Aron Ralston’s ordeal is a remarkable story of self-reliance. It’s safe to say he saved himself from a situation that would have killed most of us. Does salvation from sin require similar heroics on our part? Sin put us in a difficult position before God, do we have to get ourselves out of it? No. In fact, there is no way we could. As dire as Aron Ralston’s situation was, ours is much worse. Sin places us under God’s judgment, and there is nothing we can do to save ourselves because no amount of good deeds is sufficient to tip the scales in our favor.
For one thing, as we discussed in the Digging Deeper section on Humanity, sin taints everything we do. That means nothing we do is truly good in an ultimate sense. As a result, we don’t really have any good deeds to balance against our sin. But, even if we did, our good deeds wouldn’t be enough to save us because by doing good we’re merely doing what we’re supposed to do in the first place.
Imagine you get a ticket for speeding and, when you go to pay the fine, you say to the clerk, “I paid a lot of money towards my property taxes. Just take that money and apply it toward what I owe for the speeding ticket.” What sort of reaction are you going to get? The clerk is probably going to look at you like you’re crazy. You paid your property taxes. Great. But you already owed that money. That means there’s nothing left over to apply towards your speeding ticket.
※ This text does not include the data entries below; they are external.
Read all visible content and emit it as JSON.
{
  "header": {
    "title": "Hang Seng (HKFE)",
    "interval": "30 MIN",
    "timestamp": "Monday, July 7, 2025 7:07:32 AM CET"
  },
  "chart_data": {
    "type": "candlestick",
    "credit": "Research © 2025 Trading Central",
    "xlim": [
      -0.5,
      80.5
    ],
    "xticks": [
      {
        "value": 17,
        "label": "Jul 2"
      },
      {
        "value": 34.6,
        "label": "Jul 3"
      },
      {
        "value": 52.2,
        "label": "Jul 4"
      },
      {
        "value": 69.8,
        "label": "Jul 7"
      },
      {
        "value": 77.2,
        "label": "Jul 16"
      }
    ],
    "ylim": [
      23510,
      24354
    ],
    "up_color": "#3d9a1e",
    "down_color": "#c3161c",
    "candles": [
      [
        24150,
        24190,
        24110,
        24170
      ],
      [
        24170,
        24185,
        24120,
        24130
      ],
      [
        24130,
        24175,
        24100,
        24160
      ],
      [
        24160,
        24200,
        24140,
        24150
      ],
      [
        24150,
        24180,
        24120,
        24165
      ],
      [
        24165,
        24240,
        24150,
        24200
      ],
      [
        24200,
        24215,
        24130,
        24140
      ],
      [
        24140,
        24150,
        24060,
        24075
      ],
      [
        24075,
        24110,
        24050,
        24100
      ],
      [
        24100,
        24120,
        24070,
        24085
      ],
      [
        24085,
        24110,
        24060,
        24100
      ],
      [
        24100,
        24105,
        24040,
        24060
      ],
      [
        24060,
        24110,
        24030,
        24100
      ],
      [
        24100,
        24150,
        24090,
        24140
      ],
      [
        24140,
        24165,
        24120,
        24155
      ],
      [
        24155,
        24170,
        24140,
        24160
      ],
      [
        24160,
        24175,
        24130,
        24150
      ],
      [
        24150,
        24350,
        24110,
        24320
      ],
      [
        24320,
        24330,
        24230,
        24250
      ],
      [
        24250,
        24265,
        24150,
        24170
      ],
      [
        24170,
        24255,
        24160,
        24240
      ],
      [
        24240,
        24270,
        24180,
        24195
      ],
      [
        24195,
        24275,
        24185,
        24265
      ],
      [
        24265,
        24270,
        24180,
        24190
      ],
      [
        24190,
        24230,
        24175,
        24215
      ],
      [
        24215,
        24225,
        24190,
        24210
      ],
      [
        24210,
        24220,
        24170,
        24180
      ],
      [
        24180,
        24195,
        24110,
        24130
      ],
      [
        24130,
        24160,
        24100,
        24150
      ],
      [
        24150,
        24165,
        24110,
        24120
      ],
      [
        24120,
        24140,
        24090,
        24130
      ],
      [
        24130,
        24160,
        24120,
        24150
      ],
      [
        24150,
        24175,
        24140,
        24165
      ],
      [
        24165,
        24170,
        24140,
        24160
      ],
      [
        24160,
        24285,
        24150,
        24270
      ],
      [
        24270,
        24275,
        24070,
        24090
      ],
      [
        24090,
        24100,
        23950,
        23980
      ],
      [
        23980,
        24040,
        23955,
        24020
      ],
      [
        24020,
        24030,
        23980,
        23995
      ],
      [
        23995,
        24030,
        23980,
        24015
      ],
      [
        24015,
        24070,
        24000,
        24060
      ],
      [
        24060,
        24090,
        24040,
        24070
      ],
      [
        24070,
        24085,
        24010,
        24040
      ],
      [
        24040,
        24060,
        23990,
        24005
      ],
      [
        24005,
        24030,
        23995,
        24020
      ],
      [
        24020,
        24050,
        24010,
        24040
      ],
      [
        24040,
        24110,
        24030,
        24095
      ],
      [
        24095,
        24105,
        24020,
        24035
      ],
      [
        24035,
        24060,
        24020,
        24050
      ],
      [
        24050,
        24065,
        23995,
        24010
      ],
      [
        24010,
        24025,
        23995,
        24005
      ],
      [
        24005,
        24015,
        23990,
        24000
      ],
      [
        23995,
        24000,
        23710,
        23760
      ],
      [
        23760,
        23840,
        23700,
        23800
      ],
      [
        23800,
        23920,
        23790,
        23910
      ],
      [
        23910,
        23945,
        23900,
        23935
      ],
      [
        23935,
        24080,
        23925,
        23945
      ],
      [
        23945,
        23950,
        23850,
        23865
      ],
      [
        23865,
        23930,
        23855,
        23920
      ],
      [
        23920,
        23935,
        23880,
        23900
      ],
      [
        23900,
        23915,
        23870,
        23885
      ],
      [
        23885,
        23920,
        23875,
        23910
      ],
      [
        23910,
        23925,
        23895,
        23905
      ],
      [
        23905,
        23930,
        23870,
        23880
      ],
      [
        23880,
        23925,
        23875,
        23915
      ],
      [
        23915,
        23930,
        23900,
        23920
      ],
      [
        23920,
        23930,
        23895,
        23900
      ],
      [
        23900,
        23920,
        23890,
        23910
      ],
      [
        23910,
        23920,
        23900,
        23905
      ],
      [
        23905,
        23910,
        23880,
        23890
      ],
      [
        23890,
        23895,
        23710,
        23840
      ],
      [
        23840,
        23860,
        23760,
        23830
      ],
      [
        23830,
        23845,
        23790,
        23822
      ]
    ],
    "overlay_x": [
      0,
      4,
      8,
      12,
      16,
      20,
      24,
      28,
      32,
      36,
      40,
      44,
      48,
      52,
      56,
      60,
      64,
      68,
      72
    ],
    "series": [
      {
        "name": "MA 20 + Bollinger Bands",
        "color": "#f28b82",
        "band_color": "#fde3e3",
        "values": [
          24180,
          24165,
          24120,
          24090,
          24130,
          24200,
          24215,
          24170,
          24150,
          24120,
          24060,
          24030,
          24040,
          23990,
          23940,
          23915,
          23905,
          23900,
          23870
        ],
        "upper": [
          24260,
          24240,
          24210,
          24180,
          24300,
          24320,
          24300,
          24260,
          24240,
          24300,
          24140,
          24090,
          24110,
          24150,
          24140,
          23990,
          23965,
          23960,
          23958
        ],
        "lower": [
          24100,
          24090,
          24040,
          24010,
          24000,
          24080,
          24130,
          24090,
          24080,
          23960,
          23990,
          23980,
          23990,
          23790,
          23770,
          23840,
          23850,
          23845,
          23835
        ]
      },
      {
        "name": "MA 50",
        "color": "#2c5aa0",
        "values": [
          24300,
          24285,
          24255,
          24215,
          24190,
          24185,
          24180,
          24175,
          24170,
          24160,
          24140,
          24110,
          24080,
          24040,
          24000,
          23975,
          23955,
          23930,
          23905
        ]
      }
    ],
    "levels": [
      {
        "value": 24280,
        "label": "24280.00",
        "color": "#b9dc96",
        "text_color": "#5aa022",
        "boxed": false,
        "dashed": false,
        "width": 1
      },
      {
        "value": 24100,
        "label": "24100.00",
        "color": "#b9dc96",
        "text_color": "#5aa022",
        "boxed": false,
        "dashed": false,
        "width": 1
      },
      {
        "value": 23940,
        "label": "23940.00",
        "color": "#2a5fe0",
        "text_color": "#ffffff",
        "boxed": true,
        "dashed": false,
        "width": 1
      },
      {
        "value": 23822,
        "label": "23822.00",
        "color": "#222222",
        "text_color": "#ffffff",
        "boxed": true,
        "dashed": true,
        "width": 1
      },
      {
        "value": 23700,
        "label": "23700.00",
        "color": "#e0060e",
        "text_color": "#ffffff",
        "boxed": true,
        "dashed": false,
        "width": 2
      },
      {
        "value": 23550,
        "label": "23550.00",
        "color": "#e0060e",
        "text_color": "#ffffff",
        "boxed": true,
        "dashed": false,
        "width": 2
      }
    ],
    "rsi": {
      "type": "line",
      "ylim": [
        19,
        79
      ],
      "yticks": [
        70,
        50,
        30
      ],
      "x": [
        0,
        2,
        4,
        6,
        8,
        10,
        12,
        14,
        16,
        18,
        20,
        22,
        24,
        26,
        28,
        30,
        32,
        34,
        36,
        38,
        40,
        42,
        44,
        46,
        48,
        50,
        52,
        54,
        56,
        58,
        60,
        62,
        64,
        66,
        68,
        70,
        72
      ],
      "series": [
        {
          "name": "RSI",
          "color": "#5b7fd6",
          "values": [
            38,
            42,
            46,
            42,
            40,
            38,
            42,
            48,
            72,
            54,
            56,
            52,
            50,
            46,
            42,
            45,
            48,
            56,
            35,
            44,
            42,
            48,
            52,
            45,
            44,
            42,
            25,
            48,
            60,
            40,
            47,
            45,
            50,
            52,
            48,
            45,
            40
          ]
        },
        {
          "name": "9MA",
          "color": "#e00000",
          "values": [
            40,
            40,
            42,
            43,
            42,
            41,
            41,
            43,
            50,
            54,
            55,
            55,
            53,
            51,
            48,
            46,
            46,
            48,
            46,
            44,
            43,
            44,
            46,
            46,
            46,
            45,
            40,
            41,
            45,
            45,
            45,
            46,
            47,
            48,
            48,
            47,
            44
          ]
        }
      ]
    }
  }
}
Trying to use our good works to pay the penalty we owe for sin produces a similar result. When we choose to do good in any situation, we aren’t going above and beyond our duty; we are merely fulfilling the obligation we already have to God. As a result, there’s nothing “left over” to go toward the penalty we owe for sin. Even if there were, the penalty we owe is no small traffic ticket. The penalty we deserve dwarfs the good works we could accumulate in our lifetime. As a result, there is absolutely nothing we can do to save ourselves.
That’s exactly why salvation is by grace alone. We contribute nothing to it. Salvation is utterly and completely a gift from God.
Challenge:
Read Ephesians 2:8-9.
Reflection Questions:
In your own words, how would you describe grace? Can you come up with an illustration of it? Do you ever feel like you are more acceptable to God when you are “good”? What good things in your life or character are you tempted to point to? What do you think Paul means by “works”?